Do you think that your
personal information in your electronic messages belongs only to you?
Do you still think that your enterprise data is safe in widely
advertised “cloud” infrastructure because you keep you login &
password in safe? You might be deadly wrong if...
- your personal information once have got on the Internet without your-only-know private encryption key; PGP signature is a good example of that key.
- you do not encrypt with a personal encryption key your personal files in the “cloud”.
- you encrypt your personal or enterprise data and keep the encryption key on the same server / cloud or you do not have root privileges in your server.
As you may see the
encryption has the key importance in all these “clouds”. SSL can
make your conversation with the “cloud” private to some degree
only. With SSL your private passwords and logins may prevent 3-rd
side intrusions (hackers) in your e-mail box or e-banking. But can
you be sure that the data in the “cloud” servers?
Every IT professional can
confirm that “cloud” services without private encryption
that provided for personal use is fully opened to the “cloud”

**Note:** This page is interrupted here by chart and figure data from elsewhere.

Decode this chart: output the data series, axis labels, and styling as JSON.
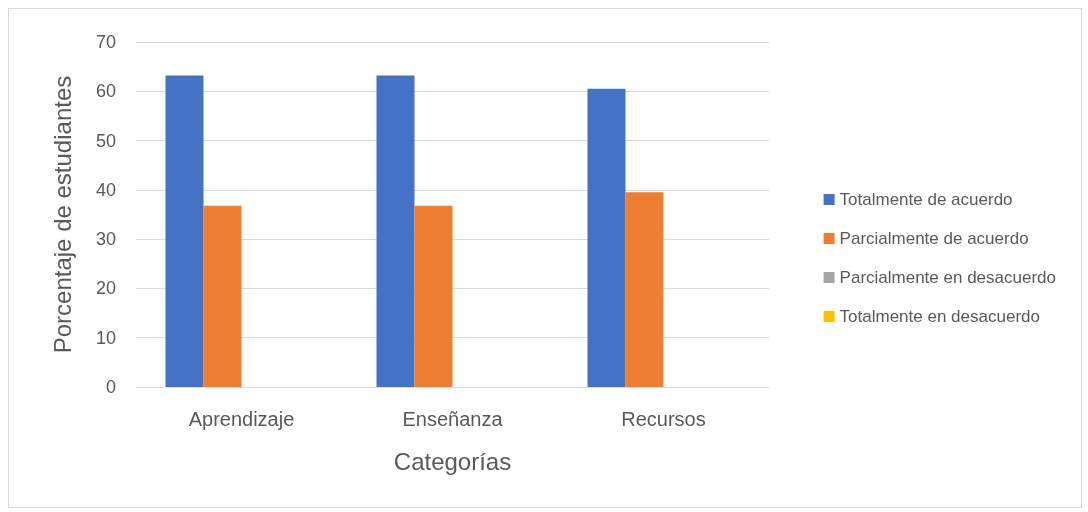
{
  "chart_data": {
    "type": "bar",
    "xlabel": "Categorías",
    "ylabel": "Porcentaje de estudiantes",
    "categories": [
      "Aprendizaje",
      "Enseñanza",
      "Recursos"
    ],
    "series": [
      {
        "name": "Totalmente de acuerdo",
        "color": "#4472c4",
        "values": [
          63.2,
          63.2,
          60.5
        ]
      },
      {
        "name": "Parcialmente de acuerdo",
        "color": "#ed7d31",
        "values": [
          36.8,
          36.8,
          39.5
        ]
      },
      {
        "name": "Parcialmente en desacuerdo",
        "color": "#a5a5a5",
        "values": [
          0,
          0,
          0
        ]
      },
      {
        "name": "Totalmente en desacuerdo",
        "color": "#ffc000",
        "values": [
          0,
          0,
          0
        ]
      }
    ],
    "ylim": [
      0,
      70
    ],
    "yticks": [
      0,
      10,
      20,
      30,
      40,
      50,
      60,
      70
    ],
    "grid": "y",
    "legend": "right"
  }
}
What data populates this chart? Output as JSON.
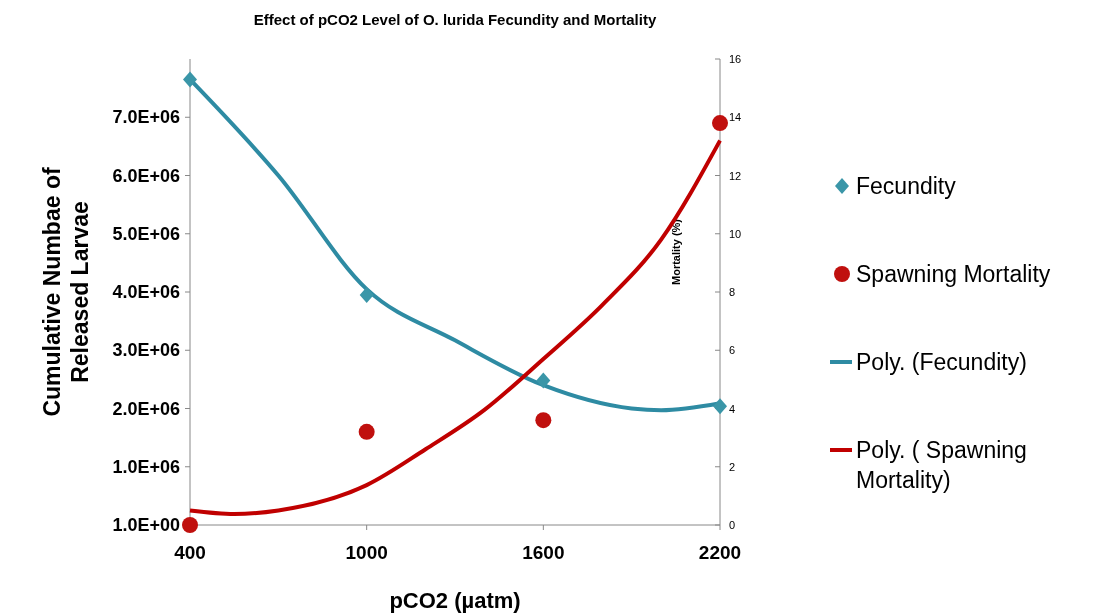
{
  "chart_data": {
    "type": "scatter",
    "title": "Effect of pCO2 Level of O. lurida Fecundity and Mortality",
    "xlabel": "pCO2  (µatm)",
    "ylabel": "Cumulative Numbae of Released Larvae",
    "y2label": "Mortality (%)",
    "x": [
      400,
      1000,
      1600,
      2200
    ],
    "series": [
      {
        "name": "Fecundity",
        "color": "#3a96a8",
        "marker": "diamond",
        "values": [
          7650000,
          3950000,
          2480000,
          2040000
        ]
      },
      {
        "name": "Spawning Mortality",
        "color": "#c0100e",
        "marker": "circle",
        "axis": "y2",
        "values": [
          0,
          3.2,
          3.6,
          13.8
        ]
      },
      {
        "name": "Poly. (Fecundity)",
        "color": "#2e8ba3",
        "type": "line",
        "x": [
          400,
          700,
          1000,
          1300,
          1600,
          1900,
          2000,
          2200
        ],
        "values": [
          7650000,
          6000000,
          4050000,
          3170000,
          2400000,
          2000000,
          1970000,
          2090000
        ]
      },
      {
        "name": "Poly. ( Spawning Mortality)",
        "color": "#c00000",
        "type": "line",
        "axis": "y2",
        "x": [
          400,
          550,
          700,
          1000,
          1200,
          1400,
          1600,
          1800,
          2000,
          2200
        ],
        "values": [
          0.5,
          0.38,
          0.5,
          1.37,
          2.6,
          3.95,
          5.7,
          7.55,
          9.8,
          13.2
        ]
      }
    ],
    "xlim": [
      400,
      2200
    ],
    "xticks": [
      400,
      1000,
      1600,
      2200
    ],
    "ylim": [
      1,
      8000000
    ],
    "yticks": [
      {
        "value": 1,
        "label": "1.0E+00"
      },
      {
        "value": 1000000,
        "label": "1.0E+06"
      },
      {
        "value": 2000000,
        "label": "2.0E+06"
      },
      {
        "value": 3000000,
        "label": "3.0E+06"
      },
      {
        "value": 4000000,
        "label": "4.0E+06"
      },
      {
        "value": 5000000,
        "label": "5.0E+06"
      },
      {
        "value": 6000000,
        "label": "6.0E+06"
      },
      {
        "value": 7000000,
        "label": "7.0E+06"
      }
    ],
    "y2lim": [
      0,
      16
    ],
    "y2ticks": [
      0,
      2,
      4,
      6,
      8,
      10,
      12,
      14,
      16
    ],
    "legend": "right",
    "grid": false
  }
}
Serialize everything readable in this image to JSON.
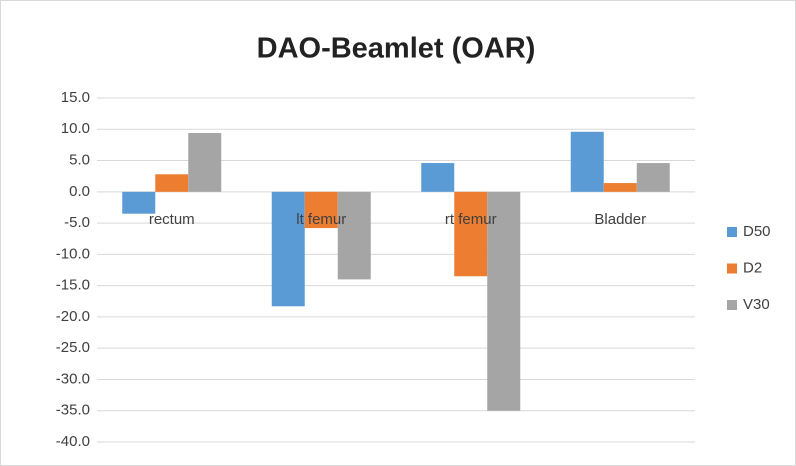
{
  "chart_data": {
    "type": "bar",
    "title": "DAO-Beamlet (OAR)",
    "categories": [
      "rectum",
      "lt femur",
      "rt femur",
      "Bladder"
    ],
    "series": [
      {
        "name": "D50",
        "color": "#5b9bd5",
        "values": [
          -3.5,
          -18.3,
          4.6,
          9.6
        ]
      },
      {
        "name": "D2",
        "color": "#ed7d31",
        "values": [
          2.8,
          -5.8,
          -13.5,
          1.4
        ]
      },
      {
        "name": "V30",
        "color": "#a5a5a5",
        "values": [
          9.4,
          -14.0,
          -35.0,
          4.6
        ]
      }
    ],
    "ylim": [
      -40,
      15
    ],
    "yticks": [
      {
        "value": 15,
        "label": "15.0"
      },
      {
        "value": 10,
        "label": "10.0"
      },
      {
        "value": 5,
        "label": "5.0"
      },
      {
        "value": 0,
        "label": "0.0"
      },
      {
        "value": -5,
        "label": "-5.0"
      },
      {
        "value": -10,
        "label": "-10.0"
      },
      {
        "value": -15,
        "label": "-15.0"
      },
      {
        "value": -20,
        "label": "-20.0"
      },
      {
        "value": -25,
        "label": "-25.0"
      },
      {
        "value": -30,
        "label": "-30.0"
      },
      {
        "value": -35,
        "label": "-35.0"
      },
      {
        "value": -40,
        "label": "-40.0"
      }
    ],
    "grid": true,
    "legend": "right"
  }
}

company. All unencrypted files and messages are accessible by “cloud”
system administrators. Pictures and all that stuff you upload. There
is no need to invite advanced hackers. System administrators in the
“cloud” company have access to the company's servers and they
have 'root' passwords and privileges.
More over: the opened by
Edward Snowden NSA scanning shows that private
“cloud” data and world information communications (including
enterprise top secrets and non-US government private phone talks) are
not private anymore. Now you may think that it is impossible to build
a unbreakable walls for your data in these “clouds”. Partially this is
the truth. To some degree and to some degree you can keep your data secured. That is why Google
is taking steps to shut down the door for NSA to Google
server-to-server data communications. And there are some simple but very important steps you can make to protect your private (or
enterprise) data:
- Always use PGP encryption for your sensitive e-mails; it is easy to install and use:
Wikipedia article: http://en.wikipedia.org/wiki/Pretty_Good_Privacy
Open source PGP tools (MacOS, Windows, Linux/Unix): http://www.pgpi.org/
Symantec commercial tools: http://www.symantec.com/products-solutions/families/?fid=encryption - Encrypt your data in the “clouds” (DropBox, iCloud etc.) with strong encryption algorithms and password. You can encrypt a large file and use it as “cloud” drive without problems and worries:
Wikipedia on TrueCrypt open source tools: http://en.wikipedia.org/wiki/Truecrypt
Open source TrueCrypt tools for MacOS, Windows and Linux/Unix: http://truecrypt.org/ - Have “root” password to your enterprise servers and change the password often. The “root” user (Administrator in Windows systems) is the real owner of your server and the data in it. If you do not own “root” rights – you do not own your server system.
- Keep you passwords (e.g. root passwords, encryption keys) away from your ”cloud” servers and e-mails. Other highly secured server, USB flash drive in the safe or private peace of plain paper are OK.
- In case you need instant messengers for private communications then avoid all these fancy Skype/WhatsApp/Viber/Hangout/Facebook etc. messenger applications. These apps work with “clouds” and nobody but you can protect your sensitive messages. Set up your own instant messenger service like open source “ejabberd” service (http://en.wikipedia.org/wiki/Ejabberd and http://www.ejabberd.im/) on your own secured server (see 3 and 4 above). Use open source instant messengers only (Xabber for Android OS for example).
You might think that all
these things are not worth the time and money you must spend to make
them “up and running”. It may be so if you do not have any
private information or enterprise secrets. Hire good system
administrator (open source fan is the best choice), set the task and
get the feeling that your data in the “clouds” is truly yours.